2. Richer standard library routines are written in Zisp, but the
   sources are meant to stay in the source code repo; wait for it.

3. An advanced compiler, which actually understands the constructs
   mentioned in point 1, is written in Zisp.  The compiler infers
   static types where possible, and applies strategies to decrease GC
   pressure, such as escape analysis, even if compiled code offers no
   helpful declarations at all.  But with full static typing and
   manual memory management, Zisp can practically be used as if it's
   yet another low-level language front-end for GCC; it's up to the
   programmer how much effort they want to put into improving the
   performance of their code.  The compiler implementation may use
   parts of the richer standard library mentioned above, which is not
   yet compiled, mind you.

4. The interpreter runs the compiler to compile the compiler; this
   yields libzispcomp.so which Zisp can load dynamically so when
   deploying Zisp you don't need to compile the compiler on every
   end-user machine.  (Zisp can load any .so dynamically really.)
   Standard library routines written in Zisp are imported directly
   from within the source code repo at this point, and are merely
   interpreted, since the compiler itself wasn't ready yet.
   (Actually, you could run the compiler with the interpreter to
   compile the stdlib first, then use the compiled stdlib while
   compiling the compiler.  But this would probably be slower.)

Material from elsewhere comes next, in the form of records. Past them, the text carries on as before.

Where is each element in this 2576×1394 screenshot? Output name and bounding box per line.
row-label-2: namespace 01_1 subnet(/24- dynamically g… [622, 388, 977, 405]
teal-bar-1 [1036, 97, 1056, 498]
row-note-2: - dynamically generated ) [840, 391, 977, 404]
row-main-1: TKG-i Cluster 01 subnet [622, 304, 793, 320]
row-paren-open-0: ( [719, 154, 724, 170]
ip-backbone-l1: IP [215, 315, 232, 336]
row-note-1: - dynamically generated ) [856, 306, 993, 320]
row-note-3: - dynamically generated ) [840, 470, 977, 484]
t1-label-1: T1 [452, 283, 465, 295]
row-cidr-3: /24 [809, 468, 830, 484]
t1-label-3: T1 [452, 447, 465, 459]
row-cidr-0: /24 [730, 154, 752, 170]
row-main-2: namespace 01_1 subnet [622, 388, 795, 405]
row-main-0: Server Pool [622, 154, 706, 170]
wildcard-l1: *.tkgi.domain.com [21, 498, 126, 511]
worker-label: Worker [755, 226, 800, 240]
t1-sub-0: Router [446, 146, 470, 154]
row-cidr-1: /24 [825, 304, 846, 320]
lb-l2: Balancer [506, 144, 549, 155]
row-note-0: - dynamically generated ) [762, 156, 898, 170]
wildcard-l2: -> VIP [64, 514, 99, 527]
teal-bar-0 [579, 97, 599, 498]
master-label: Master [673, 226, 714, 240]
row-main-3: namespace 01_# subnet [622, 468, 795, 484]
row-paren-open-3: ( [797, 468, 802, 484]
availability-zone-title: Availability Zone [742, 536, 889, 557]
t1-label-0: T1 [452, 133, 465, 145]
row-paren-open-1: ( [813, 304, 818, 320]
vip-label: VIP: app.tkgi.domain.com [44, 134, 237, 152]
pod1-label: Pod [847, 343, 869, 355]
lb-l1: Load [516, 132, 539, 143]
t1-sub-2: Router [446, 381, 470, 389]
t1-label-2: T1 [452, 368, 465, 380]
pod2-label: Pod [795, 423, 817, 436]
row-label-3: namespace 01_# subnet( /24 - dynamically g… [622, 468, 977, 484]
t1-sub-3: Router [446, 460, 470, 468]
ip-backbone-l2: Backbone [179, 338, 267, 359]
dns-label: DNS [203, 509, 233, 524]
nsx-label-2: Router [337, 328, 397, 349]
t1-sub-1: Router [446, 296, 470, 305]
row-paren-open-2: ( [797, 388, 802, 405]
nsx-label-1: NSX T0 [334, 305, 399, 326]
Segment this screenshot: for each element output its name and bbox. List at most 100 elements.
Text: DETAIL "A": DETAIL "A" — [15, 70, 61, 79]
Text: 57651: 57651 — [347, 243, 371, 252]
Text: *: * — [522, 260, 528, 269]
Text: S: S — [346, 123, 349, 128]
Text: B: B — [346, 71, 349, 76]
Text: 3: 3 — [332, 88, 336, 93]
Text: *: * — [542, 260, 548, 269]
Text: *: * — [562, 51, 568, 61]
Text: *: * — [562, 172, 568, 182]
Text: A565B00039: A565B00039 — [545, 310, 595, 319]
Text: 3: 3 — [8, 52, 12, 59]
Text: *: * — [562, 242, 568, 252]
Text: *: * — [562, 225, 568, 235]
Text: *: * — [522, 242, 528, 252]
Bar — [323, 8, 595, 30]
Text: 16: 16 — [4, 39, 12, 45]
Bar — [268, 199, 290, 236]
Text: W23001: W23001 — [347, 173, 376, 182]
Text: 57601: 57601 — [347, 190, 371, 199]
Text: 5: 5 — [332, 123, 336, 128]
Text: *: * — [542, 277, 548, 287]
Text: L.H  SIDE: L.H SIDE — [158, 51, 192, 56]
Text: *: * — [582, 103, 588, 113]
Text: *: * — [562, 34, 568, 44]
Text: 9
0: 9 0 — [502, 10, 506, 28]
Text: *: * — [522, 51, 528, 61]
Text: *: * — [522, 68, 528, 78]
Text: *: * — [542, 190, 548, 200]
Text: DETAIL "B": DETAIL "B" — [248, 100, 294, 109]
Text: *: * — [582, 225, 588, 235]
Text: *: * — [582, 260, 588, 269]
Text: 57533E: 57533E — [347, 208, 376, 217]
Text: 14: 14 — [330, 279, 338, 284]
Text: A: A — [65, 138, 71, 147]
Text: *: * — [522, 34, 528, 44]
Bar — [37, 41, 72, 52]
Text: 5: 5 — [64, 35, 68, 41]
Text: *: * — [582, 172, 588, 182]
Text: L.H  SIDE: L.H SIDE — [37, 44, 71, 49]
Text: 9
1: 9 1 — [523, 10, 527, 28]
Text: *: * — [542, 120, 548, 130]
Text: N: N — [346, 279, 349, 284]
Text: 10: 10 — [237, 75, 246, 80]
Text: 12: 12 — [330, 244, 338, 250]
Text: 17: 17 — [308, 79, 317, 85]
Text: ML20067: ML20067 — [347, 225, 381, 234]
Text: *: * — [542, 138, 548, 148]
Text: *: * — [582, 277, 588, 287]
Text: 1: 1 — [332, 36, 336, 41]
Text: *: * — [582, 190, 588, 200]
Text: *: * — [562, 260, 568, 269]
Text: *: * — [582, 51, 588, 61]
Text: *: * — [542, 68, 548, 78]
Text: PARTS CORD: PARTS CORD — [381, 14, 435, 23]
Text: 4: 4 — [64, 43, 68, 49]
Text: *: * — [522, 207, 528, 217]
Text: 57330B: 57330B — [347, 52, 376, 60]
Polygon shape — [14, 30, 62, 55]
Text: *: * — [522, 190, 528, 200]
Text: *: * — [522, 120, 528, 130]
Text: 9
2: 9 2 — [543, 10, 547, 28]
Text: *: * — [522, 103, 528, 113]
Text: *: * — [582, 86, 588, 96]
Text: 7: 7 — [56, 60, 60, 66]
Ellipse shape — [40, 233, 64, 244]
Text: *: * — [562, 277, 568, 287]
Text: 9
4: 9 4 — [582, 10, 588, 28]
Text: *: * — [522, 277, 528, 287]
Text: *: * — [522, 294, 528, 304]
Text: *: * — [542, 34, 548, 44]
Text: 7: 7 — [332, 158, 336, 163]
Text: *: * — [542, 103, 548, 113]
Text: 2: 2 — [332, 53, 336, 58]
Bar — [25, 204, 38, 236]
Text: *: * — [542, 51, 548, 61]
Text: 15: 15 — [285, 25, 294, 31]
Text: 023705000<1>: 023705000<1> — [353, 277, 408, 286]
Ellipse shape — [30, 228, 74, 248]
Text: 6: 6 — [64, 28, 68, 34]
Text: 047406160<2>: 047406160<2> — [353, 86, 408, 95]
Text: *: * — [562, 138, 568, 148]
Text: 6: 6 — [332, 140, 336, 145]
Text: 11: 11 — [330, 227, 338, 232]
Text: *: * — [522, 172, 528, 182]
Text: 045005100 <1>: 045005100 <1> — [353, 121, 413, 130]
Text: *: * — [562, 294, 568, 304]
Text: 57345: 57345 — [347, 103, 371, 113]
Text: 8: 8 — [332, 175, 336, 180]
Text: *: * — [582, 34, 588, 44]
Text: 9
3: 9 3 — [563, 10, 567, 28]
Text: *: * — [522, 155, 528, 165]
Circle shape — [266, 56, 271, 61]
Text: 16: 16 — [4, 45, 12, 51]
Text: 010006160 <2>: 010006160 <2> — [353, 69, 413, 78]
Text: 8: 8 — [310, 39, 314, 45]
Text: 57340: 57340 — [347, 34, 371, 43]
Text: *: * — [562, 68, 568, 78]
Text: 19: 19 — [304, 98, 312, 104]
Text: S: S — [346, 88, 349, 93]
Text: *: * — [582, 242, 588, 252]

5. The richer standard library routines are finally compiled, giving
   us libzisputil.so, which contains goodies that interpreted Zisp
   code can also load and use, so Zisp scripts aren't limited to the
   barebones stdlib anymore.

In OS package repositories, you'd have zisp-core which only contains
libzisp.so and the zisp executable, and then you'd have the standard
zisp package which also pulls in libzispcomp and libzisputil as two
additional packages.

Actually, libzispcomp itself would probably depend on libzisputil
anyway, but if you're an absolute nerd you *could* manually install
only zisp-core and libzisputil, giving you an interpreter and rich
standard library, without a compiler.  This would allow you to omit
libgccjit as well, which could be useful if you want to use the Zisp
interpreter for simple scripts on some minimal systems.

## Closing up

Funny, I had totally forgotten about this note:

- [Using libgccjit?](250920-libgccjit.html)

Yes, I will most definitely be using libgccjit.  If Zisp is to be a
true [full-stack language](260102-full-stack.html) then it must be
able to produce code rivaling C in efficiency, and that requires
either GCC or LLVM.

Some of the other considerations in the above linked note, like the
"ZispScript" idea, are obsolete.  Unless I've totally goofed up and
planned some illogical nonsense above, I'll be going with what I've
written here, not in the previous note.